The fundamental constraint of working memory is capacity. Current context windows range from 8K to 200K tokens, but effective working memory is smaller: models struggle to attend to all information equally across very long contexts. The practical working memory limit where information is reliably used is approximately 20-40K tokens for most models, even with larger context windows.

Long-Term Memory: Persistent Storage

Long-term memory stores information that persists beyond the current context window and across sessions. This includes:

Vector stores: Embeddings of past conversations, documents, and knowledge, retrieved by semantic similarity
Databases: Structured data stores (SQL, key-value) for facts, preferences, and configurations
File systems: Persistent files written by the agent or provided by the user
Knowledge graphs: Entity-relationship stores that capture structured knowledge

Long-term memory has virtually unlimited capacity but requires explicit retrieval. The agent must decide what to store, how to index it, and when and how to retrieve it. This retrieval process is the bottleneck: finding the right information among millions of stored items is a search problem.

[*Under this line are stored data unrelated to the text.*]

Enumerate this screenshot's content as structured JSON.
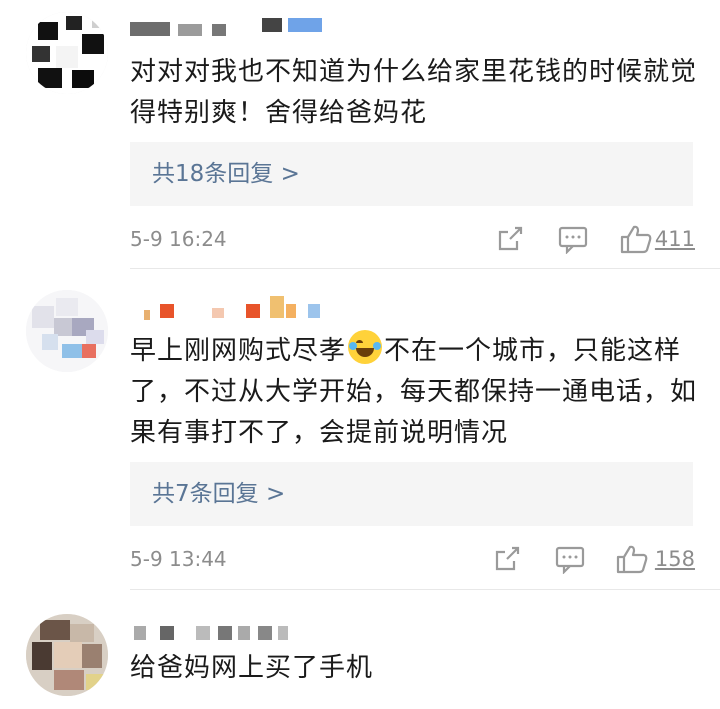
{
  "comments": [
    {
      "text": "对对对我也不知道为什么给家里花钱的时候就觉得特别爽！舍得给爸妈花",
      "replies_label": "共18条回复 >",
      "time": "5-9 16:24",
      "like_count": "411"
    },
    {
      "text_before_emoji": "早上刚网购式尽孝",
      "emoji": "tears-of-joy-emoji",
      "text_after_emoji": "不在一个城市，只能这样了，不过从大学开始，每天都保持一通电话，如果有事打不了，会提前说明情况",
      "replies_label": "共7条回复 >",
      "time": "5-9 13:44",
      "like_count": "158"
    },
    {
      "text": "给爸妈网上买了手机"
    }
  ],
  "icons": {
    "share": "share-icon",
    "comment": "comment-icon",
    "like": "thumbs-up-icon"
  },
  "colors": {
    "link": "#5a7595",
    "muted": "#8c8c8c",
    "reply_bg": "#f5f5f5"
  }
}
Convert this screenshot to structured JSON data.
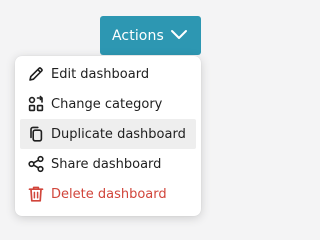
{
  "actions_button": {
    "label": "Actions",
    "icon": "chevron-down-icon",
    "color": "#2d97b2"
  },
  "menu": {
    "items": [
      {
        "label": "Edit dashboard",
        "icon": "pencil-icon",
        "highlighted": false,
        "danger": false
      },
      {
        "label": "Change category",
        "icon": "category-icon",
        "highlighted": false,
        "danger": false
      },
      {
        "label": "Duplicate dashboard",
        "icon": "duplicate-icon",
        "highlighted": true,
        "danger": false
      },
      {
        "label": "Share dashboard",
        "icon": "share-icon",
        "highlighted": false,
        "danger": false
      },
      {
        "label": "Delete dashboard",
        "icon": "trash-icon",
        "highlighted": false,
        "danger": true
      }
    ],
    "danger_color": "#d1453b",
    "highlight_color": "#eeeeee"
  }
}
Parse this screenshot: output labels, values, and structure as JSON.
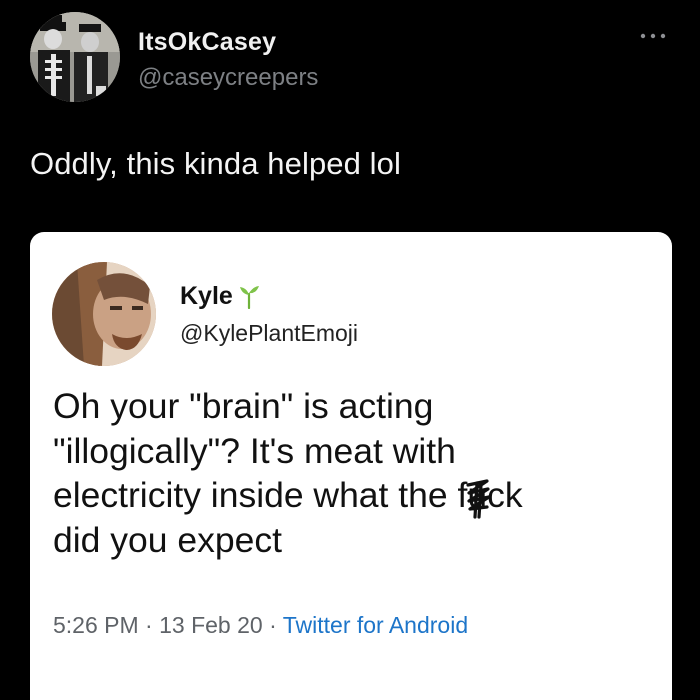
{
  "tweet": {
    "author": {
      "display_name": "ItsOkCasey",
      "handle": "@caseycreepers",
      "avatar_icon": "two-people-skeleton-costume-avatar"
    },
    "more_icon": "more-options-icon",
    "text": "Oddly, this kinda helped lol",
    "quoted": {
      "author": {
        "display_name": "Kyle",
        "handle": "@KylePlantEmoji",
        "badge_icon": "sprout-icon",
        "avatar_icon": "long-haired-man-avatar"
      },
      "text_lines": [
        "Oh your \"brain\" is acting",
        "\"illogically\"? It's meat with",
        "electricity inside what the f",
        "u",
        "ck",
        "did you expect"
      ],
      "time": "5:26 PM",
      "date": "13 Feb 20",
      "separator": "·",
      "source": "Twitter for Android"
    }
  },
  "colors": {
    "background": "#000000",
    "card": "#ffffff",
    "link": "#1d75c9",
    "muted": "#7d8084"
  }
}
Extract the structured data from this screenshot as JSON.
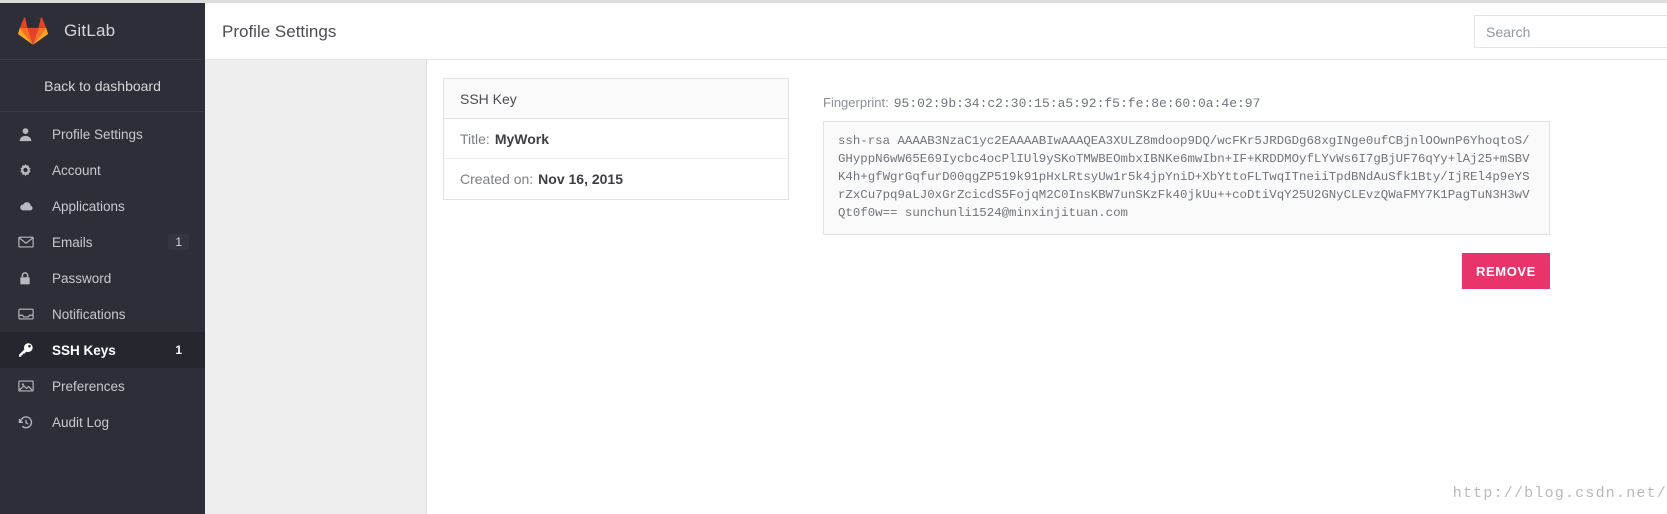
{
  "brand": {
    "name": "GitLab",
    "logo_icon": "gitlab-fox-logo"
  },
  "sidebar": {
    "back_label": "Back to dashboard",
    "items": [
      {
        "label": "Profile Settings",
        "icon": "user-icon",
        "badge": "",
        "active": false
      },
      {
        "label": "Account",
        "icon": "gear-icon",
        "badge": "",
        "active": false
      },
      {
        "label": "Applications",
        "icon": "cloud-icon",
        "badge": "",
        "active": false
      },
      {
        "label": "Emails",
        "icon": "envelope-icon",
        "badge": "1",
        "active": false
      },
      {
        "label": "Password",
        "icon": "lock-icon",
        "badge": "",
        "active": false
      },
      {
        "label": "Notifications",
        "icon": "inbox-icon",
        "badge": "",
        "active": false
      },
      {
        "label": "SSH Keys",
        "icon": "key-icon",
        "badge": "1",
        "active": true
      },
      {
        "label": "Preferences",
        "icon": "image-icon",
        "badge": "",
        "active": false
      },
      {
        "label": "Audit Log",
        "icon": "history-clock-icon",
        "badge": "",
        "active": false
      }
    ]
  },
  "header": {
    "title": "Profile Settings",
    "search_placeholder": "Search",
    "search_value": ""
  },
  "key_card": {
    "heading": "SSH Key",
    "title_label": "Title:",
    "title_value": "MyWork",
    "created_label": "Created on:",
    "created_value": "Nov 16, 2015"
  },
  "key_detail": {
    "fingerprint_label": "Fingerprint:",
    "fingerprint_value": "95:02:9b:34:c2:30:15:a5:92:f5:fe:8e:60:0a:4e:97",
    "key_text": "ssh-rsa AAAAB3NzaC1yc2EAAAABIwAAAQEA3XULZ8mdoop9DQ/wcFKr5JRDGDg68xgINge0ufCBjnlOOwnP6YhoqtoS/GHyppN6wW65E69Iycbc4ocPlIUl9ySKoTMWBEOmbxIBNKe6mwIbn+IF+KRDDMOyfLYvWs6I7gBjUF76qYy+lAj25+mSBVK4h+gfWgrGqfurD00qgZP519k91pHxLRtsyUw1r5k4jpYniD+XbYttoFLTwqITneiiTpdBNdAuSfk1Bty/IjREl4p9eYSrZxCu7pq9aLJ0xGrZcicdS5FojqM2C0InsKBW7unSKzFk40jkUu++coDtiVqY25U2GNyCLEvzQWaFMY7K1PagTuN3H3wVQt0f0w== sunchunli1524@minxinjituan.com",
    "remove_label": "REMOVE"
  },
  "watermark": {
    "text": "http://blog.csdn.net/"
  },
  "colors": {
    "sidebar_bg": "#2e2e38",
    "sidebar_active_bg": "#26262f",
    "remove_button": "#e8336b",
    "gutter_bg": "#eeeeee",
    "logo_orange": "#e24329"
  }
}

Information Flow Between Layers

The memory architecture defines how information moves between layers:

Encoding (Sensory -> Working): Raw input is processed, summarized, and loaded into the context window. This often involves truncation, extraction, or summarization to fit within token limits.
Consolidation (Working -> Long-Term): Important information from the current session is written to persistent storage. This includes conversation summaries, learned facts, and task outcomes.
Retrieval (Long-Term -> Working): When the agent needs past information, it queries long-term memory and loads relevant results into the context window. This is analogous to "remembering" — pulling stored information back into active processing.
Forgetting: Information that is no longer relevant is removed from working memory (dropped from context) or deprioritized in long-term memory (reduced relevance score). Forgetting is essential to prevent information overload.

Why It Matters

Overcomes the Context Window Bottleneck

The context window is the single most limiting factor in agent capability. Without long-term memory, agents cannot remember anything from previous sessions, cannot handle tasks that require more information than fits in context, and cannot learn from past experiences. Memory architecture transforms the finite context window from a hard limit into a managed resource.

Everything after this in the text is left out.